Da der Datenschutz momentan sowohl von den Diensten als auch von den Nutzern wenig beachtet werde, sei vorerst nicht damit zu rechnen, dass er sich bessere, vermutet das Bundeskartellamt. Es müssten Anreize geschaffen werden, damit die Verbraucher Datenschutz als "wesentliche Produkteigenschaft" erkennen und zu Diensten wechseln, die diese anbieten.

Die rechtlichen Regelungen und die technischen Grundlagen der Datensicherheit erscheinen Mundts Behörde "komplex, vielschichtig und schwer zu durchschauen". Damit der Datenschutz für die Nutzer eine größere Bedeutung für die Wahl ihrer Dienste bekommt, seien klare Maßgaben, Aufklärung und mehr Transparenz nötig. Hier könnte der öffentliche Dienst vorangehen, meint das Amt.

Ende 2021 hatte die Bundesnetzagentur erwogen, die Messengerdienste zur Interoperabilität zu zwingen. Damit sollten die Marktmacht dominanter Anbieter aufgebrochen und Abhängigkeiten reduziert werden. Whatsapp hatte zum Beispiel mit Stand 2021 in Deutschland einen Marktanteil von 93 Prozent. Wegen des im November 2022 in Kraft getretenen Europäischen Digital Markets Act (DMA) werden künftig große Internetplattformen dazu verpflichtet sein, Interoperabilität mit anderen Messenger-Diensten zu ermöglichen, schreibt nun das Bundeskartellamt. Interoperabilität könne den Wechsel zwischen verschiedenen Anbietern erleichtert und zu besseren Chancen für Neueinsteiger führen.
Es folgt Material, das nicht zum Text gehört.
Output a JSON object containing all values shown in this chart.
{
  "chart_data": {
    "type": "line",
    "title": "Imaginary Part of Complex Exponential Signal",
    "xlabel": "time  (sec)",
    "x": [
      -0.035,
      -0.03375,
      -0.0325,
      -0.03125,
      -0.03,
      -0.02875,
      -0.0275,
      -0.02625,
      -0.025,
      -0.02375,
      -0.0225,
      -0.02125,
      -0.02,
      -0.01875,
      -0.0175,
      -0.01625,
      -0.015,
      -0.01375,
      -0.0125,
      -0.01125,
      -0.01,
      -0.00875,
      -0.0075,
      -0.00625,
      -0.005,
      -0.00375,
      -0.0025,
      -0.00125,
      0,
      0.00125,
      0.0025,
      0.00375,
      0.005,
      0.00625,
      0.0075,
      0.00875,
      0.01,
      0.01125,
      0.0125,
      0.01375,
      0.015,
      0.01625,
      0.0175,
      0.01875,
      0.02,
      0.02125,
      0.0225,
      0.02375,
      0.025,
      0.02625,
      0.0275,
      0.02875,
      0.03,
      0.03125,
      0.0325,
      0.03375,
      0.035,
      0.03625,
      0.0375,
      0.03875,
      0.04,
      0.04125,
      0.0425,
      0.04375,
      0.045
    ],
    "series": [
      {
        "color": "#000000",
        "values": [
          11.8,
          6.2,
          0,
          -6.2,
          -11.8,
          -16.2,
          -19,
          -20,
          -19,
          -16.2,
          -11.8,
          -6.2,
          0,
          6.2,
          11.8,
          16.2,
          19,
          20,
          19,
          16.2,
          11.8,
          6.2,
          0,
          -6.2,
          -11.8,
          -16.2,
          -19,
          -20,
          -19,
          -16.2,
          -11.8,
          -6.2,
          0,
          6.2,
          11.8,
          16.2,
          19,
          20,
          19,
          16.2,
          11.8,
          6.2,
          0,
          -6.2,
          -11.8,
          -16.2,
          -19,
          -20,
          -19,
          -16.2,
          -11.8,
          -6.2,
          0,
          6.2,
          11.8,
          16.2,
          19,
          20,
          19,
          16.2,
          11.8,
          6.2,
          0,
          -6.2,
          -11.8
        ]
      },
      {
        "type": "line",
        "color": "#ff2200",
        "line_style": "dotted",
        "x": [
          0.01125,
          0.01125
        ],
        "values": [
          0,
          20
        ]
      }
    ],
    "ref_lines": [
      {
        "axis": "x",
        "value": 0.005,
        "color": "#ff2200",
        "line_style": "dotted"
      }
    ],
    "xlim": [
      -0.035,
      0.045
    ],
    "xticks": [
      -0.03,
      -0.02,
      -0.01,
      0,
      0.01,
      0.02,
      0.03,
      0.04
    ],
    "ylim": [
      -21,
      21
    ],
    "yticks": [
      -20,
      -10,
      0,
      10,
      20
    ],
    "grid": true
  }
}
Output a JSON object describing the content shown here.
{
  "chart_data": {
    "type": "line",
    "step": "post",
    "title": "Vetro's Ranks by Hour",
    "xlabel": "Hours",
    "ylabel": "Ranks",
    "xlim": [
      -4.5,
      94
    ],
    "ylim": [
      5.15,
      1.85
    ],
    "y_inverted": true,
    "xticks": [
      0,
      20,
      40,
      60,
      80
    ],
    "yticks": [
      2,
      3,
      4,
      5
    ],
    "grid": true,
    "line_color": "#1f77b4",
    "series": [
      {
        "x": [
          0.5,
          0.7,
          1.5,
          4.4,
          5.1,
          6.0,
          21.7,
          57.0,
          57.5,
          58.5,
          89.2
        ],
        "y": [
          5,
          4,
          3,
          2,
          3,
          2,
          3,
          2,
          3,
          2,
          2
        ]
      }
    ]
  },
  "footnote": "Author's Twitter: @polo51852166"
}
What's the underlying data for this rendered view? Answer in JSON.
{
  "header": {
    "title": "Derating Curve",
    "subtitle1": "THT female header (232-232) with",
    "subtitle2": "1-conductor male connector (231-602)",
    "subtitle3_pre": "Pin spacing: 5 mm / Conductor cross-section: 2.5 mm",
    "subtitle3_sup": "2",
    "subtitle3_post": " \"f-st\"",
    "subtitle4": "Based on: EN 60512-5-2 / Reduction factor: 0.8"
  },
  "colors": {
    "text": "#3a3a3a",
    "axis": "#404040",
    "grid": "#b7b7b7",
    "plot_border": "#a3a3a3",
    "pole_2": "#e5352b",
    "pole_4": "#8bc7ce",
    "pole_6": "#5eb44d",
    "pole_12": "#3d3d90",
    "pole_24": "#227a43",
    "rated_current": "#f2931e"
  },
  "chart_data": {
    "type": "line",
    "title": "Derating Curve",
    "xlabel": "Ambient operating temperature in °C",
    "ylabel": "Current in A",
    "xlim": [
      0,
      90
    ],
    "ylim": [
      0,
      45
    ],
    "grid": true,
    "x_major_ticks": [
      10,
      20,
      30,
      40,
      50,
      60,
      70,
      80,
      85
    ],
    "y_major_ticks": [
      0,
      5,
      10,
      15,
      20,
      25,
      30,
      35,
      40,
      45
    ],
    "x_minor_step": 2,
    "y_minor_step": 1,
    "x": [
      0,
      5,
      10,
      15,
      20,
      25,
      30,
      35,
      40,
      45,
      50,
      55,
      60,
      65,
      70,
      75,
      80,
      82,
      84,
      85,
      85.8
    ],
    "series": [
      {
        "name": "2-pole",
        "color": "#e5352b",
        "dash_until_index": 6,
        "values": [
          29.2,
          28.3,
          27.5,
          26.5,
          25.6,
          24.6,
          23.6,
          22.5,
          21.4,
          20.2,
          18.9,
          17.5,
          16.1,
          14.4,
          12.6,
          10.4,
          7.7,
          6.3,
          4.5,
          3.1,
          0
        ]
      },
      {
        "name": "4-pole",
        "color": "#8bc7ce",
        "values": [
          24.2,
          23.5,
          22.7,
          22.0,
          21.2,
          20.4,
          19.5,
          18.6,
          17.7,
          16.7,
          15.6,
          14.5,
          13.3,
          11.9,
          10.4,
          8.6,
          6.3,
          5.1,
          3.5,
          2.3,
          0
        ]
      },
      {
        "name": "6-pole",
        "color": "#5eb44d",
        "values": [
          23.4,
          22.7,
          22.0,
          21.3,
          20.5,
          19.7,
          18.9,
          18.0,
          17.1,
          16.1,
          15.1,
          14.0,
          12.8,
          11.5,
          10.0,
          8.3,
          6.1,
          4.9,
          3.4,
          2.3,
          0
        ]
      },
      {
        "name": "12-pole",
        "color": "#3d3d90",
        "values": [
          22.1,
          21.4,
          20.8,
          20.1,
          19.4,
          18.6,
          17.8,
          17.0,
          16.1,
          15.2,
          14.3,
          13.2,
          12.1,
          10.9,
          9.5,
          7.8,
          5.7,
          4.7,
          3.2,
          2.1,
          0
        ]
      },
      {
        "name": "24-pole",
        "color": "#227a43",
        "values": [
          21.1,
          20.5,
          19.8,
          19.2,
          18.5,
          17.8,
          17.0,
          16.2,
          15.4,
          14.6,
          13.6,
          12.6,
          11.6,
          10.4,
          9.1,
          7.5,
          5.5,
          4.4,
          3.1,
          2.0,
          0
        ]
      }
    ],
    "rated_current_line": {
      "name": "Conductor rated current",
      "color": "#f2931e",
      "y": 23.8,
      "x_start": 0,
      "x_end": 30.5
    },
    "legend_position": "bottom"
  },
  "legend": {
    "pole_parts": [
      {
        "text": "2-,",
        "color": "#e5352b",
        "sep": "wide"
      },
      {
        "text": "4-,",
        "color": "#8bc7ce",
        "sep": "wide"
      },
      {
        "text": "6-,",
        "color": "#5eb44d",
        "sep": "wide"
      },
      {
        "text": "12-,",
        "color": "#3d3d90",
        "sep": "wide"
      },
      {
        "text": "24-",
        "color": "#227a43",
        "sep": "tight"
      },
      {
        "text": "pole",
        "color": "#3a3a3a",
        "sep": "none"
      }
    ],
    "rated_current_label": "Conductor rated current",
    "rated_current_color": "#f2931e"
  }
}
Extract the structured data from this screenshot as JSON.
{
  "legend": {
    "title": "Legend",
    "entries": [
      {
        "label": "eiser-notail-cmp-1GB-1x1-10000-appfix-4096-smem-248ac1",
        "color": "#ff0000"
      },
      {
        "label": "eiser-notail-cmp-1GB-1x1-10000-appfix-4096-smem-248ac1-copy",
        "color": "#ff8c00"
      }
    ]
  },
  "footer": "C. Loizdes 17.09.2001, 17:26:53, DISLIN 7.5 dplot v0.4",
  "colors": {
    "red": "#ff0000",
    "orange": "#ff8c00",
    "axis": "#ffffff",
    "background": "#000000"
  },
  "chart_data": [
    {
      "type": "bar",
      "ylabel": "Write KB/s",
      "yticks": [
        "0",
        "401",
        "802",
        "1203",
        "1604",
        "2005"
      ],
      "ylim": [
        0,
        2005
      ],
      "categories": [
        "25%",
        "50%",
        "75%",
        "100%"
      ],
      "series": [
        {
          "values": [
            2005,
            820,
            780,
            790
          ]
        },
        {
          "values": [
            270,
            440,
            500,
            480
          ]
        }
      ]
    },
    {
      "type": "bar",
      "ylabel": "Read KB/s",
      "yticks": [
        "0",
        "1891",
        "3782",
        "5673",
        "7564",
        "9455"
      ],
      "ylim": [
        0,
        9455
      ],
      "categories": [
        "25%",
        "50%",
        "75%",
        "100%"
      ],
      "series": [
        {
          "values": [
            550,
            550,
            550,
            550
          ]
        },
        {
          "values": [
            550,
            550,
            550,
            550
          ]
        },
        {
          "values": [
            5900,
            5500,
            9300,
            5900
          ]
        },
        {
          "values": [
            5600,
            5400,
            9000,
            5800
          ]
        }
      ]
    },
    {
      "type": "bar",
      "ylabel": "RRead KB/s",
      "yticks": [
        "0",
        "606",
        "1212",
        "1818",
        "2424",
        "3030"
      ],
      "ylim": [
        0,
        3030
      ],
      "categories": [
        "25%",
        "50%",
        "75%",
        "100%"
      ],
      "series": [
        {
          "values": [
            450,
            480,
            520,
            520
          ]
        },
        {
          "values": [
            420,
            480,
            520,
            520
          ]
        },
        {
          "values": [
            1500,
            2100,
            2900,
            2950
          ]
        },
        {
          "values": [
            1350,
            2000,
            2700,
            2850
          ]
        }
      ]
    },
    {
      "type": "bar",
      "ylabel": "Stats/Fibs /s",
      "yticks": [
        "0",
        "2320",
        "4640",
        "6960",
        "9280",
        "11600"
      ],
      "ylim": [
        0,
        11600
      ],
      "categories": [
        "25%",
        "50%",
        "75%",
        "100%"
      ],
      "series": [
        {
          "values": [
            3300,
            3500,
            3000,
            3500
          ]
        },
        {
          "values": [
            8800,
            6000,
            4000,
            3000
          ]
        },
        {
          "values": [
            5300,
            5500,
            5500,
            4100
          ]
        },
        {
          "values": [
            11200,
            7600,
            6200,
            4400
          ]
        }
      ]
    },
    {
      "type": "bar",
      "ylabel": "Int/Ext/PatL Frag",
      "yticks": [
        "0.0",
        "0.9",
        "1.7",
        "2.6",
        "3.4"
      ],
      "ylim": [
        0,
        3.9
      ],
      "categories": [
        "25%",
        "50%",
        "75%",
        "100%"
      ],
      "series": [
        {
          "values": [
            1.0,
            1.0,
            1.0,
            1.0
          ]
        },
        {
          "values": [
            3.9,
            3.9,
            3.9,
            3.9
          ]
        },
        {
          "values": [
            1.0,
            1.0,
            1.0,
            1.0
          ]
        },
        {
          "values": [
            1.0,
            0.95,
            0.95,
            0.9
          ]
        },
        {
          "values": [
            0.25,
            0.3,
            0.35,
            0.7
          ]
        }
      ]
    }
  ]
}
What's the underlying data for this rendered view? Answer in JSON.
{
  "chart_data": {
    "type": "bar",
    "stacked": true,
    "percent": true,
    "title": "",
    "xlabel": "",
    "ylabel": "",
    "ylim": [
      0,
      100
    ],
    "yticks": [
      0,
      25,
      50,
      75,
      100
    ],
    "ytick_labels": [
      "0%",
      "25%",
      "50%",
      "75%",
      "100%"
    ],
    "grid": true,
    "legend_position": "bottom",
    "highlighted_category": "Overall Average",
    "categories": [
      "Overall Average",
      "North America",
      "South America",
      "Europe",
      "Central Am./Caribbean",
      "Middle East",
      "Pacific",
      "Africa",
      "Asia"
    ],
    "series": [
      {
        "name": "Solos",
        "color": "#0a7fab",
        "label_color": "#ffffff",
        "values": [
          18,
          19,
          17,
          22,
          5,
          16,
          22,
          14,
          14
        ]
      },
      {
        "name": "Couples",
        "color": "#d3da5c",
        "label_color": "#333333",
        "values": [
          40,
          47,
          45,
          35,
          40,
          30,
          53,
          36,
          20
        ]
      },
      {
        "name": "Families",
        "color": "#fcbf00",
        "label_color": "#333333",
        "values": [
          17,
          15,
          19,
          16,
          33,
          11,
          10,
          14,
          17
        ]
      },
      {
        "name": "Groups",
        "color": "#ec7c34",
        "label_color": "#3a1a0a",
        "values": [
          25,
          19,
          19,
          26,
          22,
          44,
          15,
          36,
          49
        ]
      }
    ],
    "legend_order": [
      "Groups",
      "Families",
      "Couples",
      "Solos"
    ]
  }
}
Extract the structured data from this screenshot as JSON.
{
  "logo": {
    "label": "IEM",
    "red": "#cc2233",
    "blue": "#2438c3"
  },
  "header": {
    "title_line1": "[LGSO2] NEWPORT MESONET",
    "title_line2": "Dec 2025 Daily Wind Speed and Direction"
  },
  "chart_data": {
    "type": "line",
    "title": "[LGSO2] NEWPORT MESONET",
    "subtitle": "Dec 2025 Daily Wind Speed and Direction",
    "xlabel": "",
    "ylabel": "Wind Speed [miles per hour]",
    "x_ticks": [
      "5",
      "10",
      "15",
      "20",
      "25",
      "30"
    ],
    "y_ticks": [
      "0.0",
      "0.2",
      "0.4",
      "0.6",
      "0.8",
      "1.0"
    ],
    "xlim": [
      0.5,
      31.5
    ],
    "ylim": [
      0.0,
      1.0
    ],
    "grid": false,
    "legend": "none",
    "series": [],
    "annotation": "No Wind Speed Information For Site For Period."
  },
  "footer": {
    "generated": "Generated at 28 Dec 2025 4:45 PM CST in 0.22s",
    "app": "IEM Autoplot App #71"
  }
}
Allerdings könnten sich die für die Interoperabilität nötigen Standardisierungen auch negativ auf die Innovationsbereitschaft und damit den Wettbewerb zwischen den verschiedenen Anbietern auswirken, meint das Bundeskartellamt. Zudem entstünden neue Risiken durch technische Herausforderungen bei der Datensicherheit, insbesondere bei der Verschlüsselung sowie bei der Datenüberwachung und -verantwortung. Das alles bei geringerer Transparenz für die Verbraucher.

Das Bundeskartellamt hat die "Sektoruntersuchung Messenger- und Video-Dienste" im November 2020 angefangen. Es hat dafür nach eigenen Angaben mehr als 40 in Deutschland verfügbare Dienste ausführlich befragt. Hinzu kommen Expertengespräche sowie die Auswertung verschiedener Studien.